Does anyone have documentation that they could send me from CMS or from the False Claims Act that specifically mentions downcoding abuse.

Thank you for your help![/QU
It is a misrepresentation to submit a code for something other than what is documented which is the very essence of the false claims act. when you state authorization was obtained for a lesser service then I assume you are speaking of a surgical procedure as visit levels do not require prior authorization. If you obtained an authorization for a service that was intended however something more extensive needed to be performed due to conditions not forseen by the physician, then most payers do allow a period of time, usually 1 working day, to post authorize the procedure that was needed. if this was not done timely, you will need to submit the claim correctly and you can try to appeal if it does get denied.

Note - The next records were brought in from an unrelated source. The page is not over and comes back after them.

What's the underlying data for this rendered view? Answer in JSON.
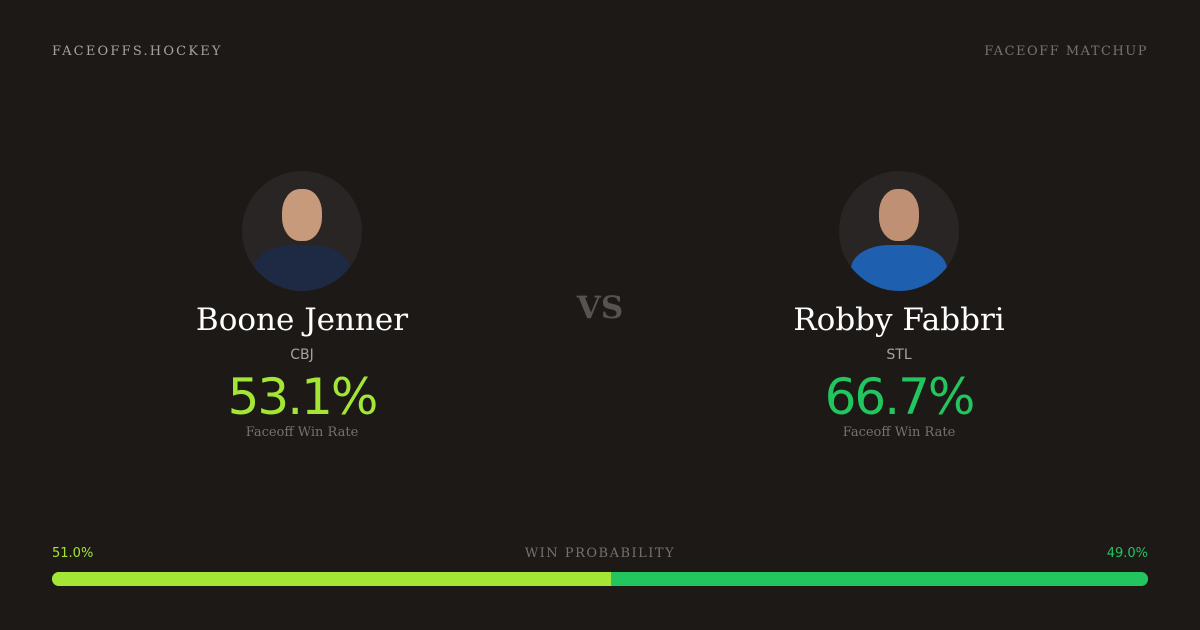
{
  "brand": "FACEOFFS.HOCKEY",
  "page_tag": "FACEOFF MATCHUP",
  "vs": "VS",
  "players": [
    {
      "name": "Boone Jenner",
      "team": "CBJ",
      "win_rate": "53.1%",
      "win_rate_label": "Faceoff Win Rate",
      "color": "#a3e635",
      "jersey_color": "#1e2a44"
    },
    {
      "name": "Robby Fabbri",
      "team": "STL",
      "win_rate": "66.7%",
      "win_rate_label": "Faceoff Win Rate",
      "color": "#22c55e",
      "jersey_color": "#1f5fb0"
    }
  ],
  "win_probability": {
    "label": "WIN PROBABILITY",
    "left": "51.0%",
    "right": "49.0%",
    "left_value": 51.0,
    "right_value": 49.0
  }
}
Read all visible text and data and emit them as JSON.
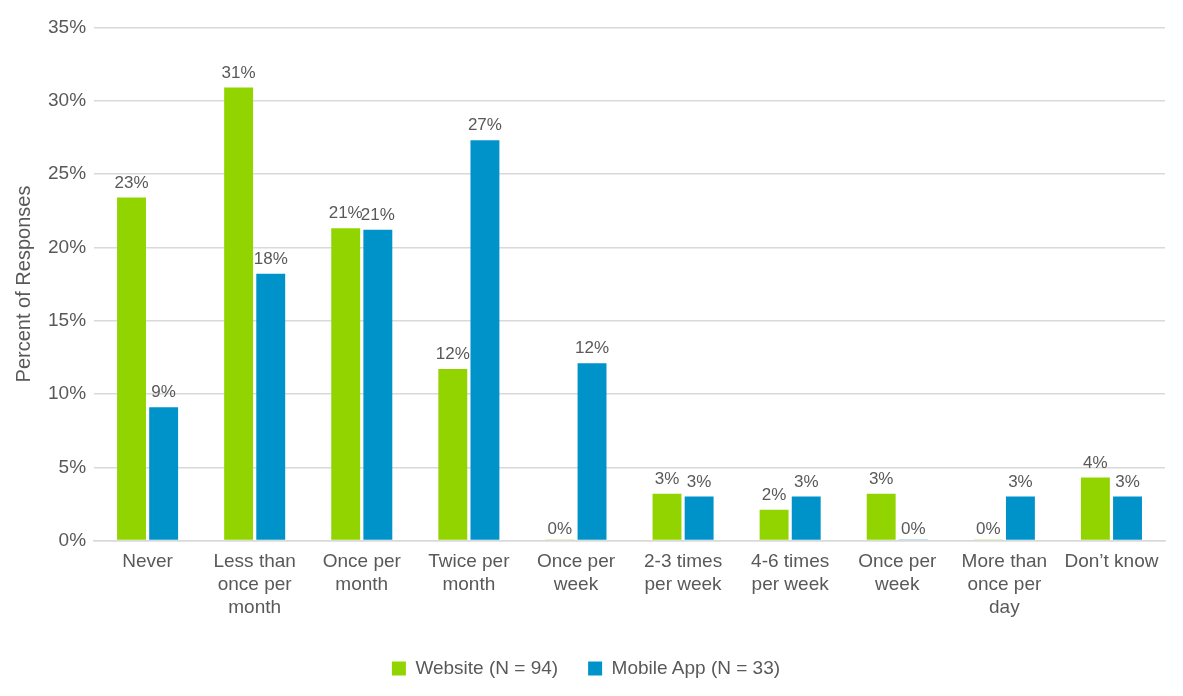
{
  "chart_data": {
    "type": "bar",
    "ylabel": "Percent of Responses",
    "categories": [
      "Never",
      "Less than once per month",
      "Once per month",
      "Twice per month",
      "Once per week",
      "2-3 times per week",
      "4-6 times per week",
      "Once per week",
      "More than once per day",
      "Don’t know"
    ],
    "series": [
      {
        "name": "Website (N = 94)",
        "color": "#92d400",
        "values": [
          23.4,
          30.9,
          21.3,
          11.7,
          0,
          3.2,
          2.1,
          3.2,
          0,
          4.3
        ],
        "value_labels": [
          "23%",
          "31%",
          "21%",
          "12%",
          "0%",
          "3%",
          "2%",
          "3%",
          "0%",
          "4%"
        ]
      },
      {
        "name": "Mobile App (N = 33)",
        "color": "#0093c9",
        "values": [
          9.1,
          18.2,
          21.2,
          27.3,
          12.1,
          3.0,
          3.0,
          0,
          3.0,
          3.0
        ],
        "value_labels": [
          "9%",
          "18%",
          "21%",
          "27%",
          "12%",
          "3%",
          "3%",
          "0%",
          "3%",
          "3%"
        ]
      }
    ],
    "ylim": [
      0,
      35
    ],
    "yticks": [
      {
        "value": 0,
        "label": "0%"
      },
      {
        "value": 5,
        "label": "5%"
      },
      {
        "value": 10,
        "label": "10%"
      },
      {
        "value": 15,
        "label": "15%"
      },
      {
        "value": 20,
        "label": "20%"
      },
      {
        "value": 25,
        "label": "25%"
      },
      {
        "value": 30,
        "label": "30%"
      },
      {
        "value": 35,
        "label": "35%"
      }
    ],
    "grid": "y",
    "legend": "bottom"
  }
}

you are speaking of a very high volume of claims that are documented for a higher level than what you can be reimbursed for due to no authorization. This is actually a very serious problem for that many claims. You absolutely cannot just downcode these in order to receive reimbursement. Claims must be coded to what the documentation supports. If this means there will be no reimbursement then there is the problem. The regulation does not need to specifically include the language "downcoding" for you to know this is being addressed in the language of the act. They clearly state that a false claim is misrepresenting the information on the claim to obtain reimbursement. whether this means upcoding or downcoding, it is all the same.